Tag Archives: accept mental illness

30 Day Mental Health Challenge – Day 2

Day 2: How do you feel about your diagnosis?

I have accepted my diagnosis for the most part.  I get upset that I have to take medicine everyday.  I get annoyed that I am going to have to deal with it for the rest of my life.  I know that for my BPD I can get much better through therapy and even my PTSD can improve a lot with therapy.  My bipolar is going to follow me all my life though.  I have tried going off my meds and every single time I ended up in the hospital – repeatedly – 15 times – until I got committed to a state hospital.

I have accepted that I have to stay on my meds now.  I have accepted that I need medications and I need therapy and I will battle these for the rest of my life.

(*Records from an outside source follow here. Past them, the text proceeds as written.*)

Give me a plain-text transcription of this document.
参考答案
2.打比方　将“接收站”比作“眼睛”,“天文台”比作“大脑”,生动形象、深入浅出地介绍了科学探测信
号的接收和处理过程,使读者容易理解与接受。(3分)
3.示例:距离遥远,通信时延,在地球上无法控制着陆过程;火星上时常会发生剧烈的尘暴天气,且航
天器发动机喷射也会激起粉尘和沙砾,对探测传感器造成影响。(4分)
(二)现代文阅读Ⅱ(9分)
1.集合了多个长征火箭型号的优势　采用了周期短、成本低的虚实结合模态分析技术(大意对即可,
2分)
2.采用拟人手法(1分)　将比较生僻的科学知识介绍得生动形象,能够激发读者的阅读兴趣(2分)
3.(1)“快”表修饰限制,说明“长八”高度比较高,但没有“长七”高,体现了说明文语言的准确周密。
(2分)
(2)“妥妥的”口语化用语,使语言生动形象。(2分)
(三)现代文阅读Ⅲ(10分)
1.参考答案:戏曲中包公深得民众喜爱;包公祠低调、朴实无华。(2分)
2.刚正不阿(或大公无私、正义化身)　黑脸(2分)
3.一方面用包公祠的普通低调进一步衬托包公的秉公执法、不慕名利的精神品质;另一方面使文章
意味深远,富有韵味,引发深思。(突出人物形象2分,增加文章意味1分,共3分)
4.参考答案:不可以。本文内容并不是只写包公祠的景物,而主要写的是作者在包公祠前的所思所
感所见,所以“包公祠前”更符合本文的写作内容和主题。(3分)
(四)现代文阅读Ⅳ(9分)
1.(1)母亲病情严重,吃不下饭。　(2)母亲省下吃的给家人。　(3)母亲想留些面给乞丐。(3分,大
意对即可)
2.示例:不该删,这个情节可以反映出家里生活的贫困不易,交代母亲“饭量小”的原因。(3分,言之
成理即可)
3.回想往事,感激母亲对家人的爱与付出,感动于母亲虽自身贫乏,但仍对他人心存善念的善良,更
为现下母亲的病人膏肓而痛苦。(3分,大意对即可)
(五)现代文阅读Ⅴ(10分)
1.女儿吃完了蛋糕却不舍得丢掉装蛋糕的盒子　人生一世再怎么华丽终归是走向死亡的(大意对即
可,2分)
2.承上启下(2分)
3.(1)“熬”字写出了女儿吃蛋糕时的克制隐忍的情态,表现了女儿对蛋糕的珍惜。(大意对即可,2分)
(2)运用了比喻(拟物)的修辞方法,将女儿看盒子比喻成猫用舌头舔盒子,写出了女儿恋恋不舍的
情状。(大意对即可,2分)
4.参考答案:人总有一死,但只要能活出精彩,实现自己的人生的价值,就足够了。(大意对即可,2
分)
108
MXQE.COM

I will be honest though, I am treated unfairly many times because of my borderline personality diagnosis.  People think I am manipulative because of it.  I personally, am not.  I have doctors tell me that I tell them whatever I want to get the medications I want.  The medications I have been on work perfectly for me – since I got out of the state hospital, my meds have kept me stable.  The only med that hasn’t is my anxiety med – and I asked the state hospital to take me off of it because in the controlled environment in there, I thought I was better.  I wish I hadn’t gone off of it.  Now, everyone here thinks I am just manipulating them because of my BPD.  There is more than just that instance though – I have heard it multiple times.  I wish that my BPD diagnosis would just be taken off my chart.

But, it is what it is.  I have what I have.  I just need to continue to learn how to cope with it all and live with it all and focus my life on living better and coping better.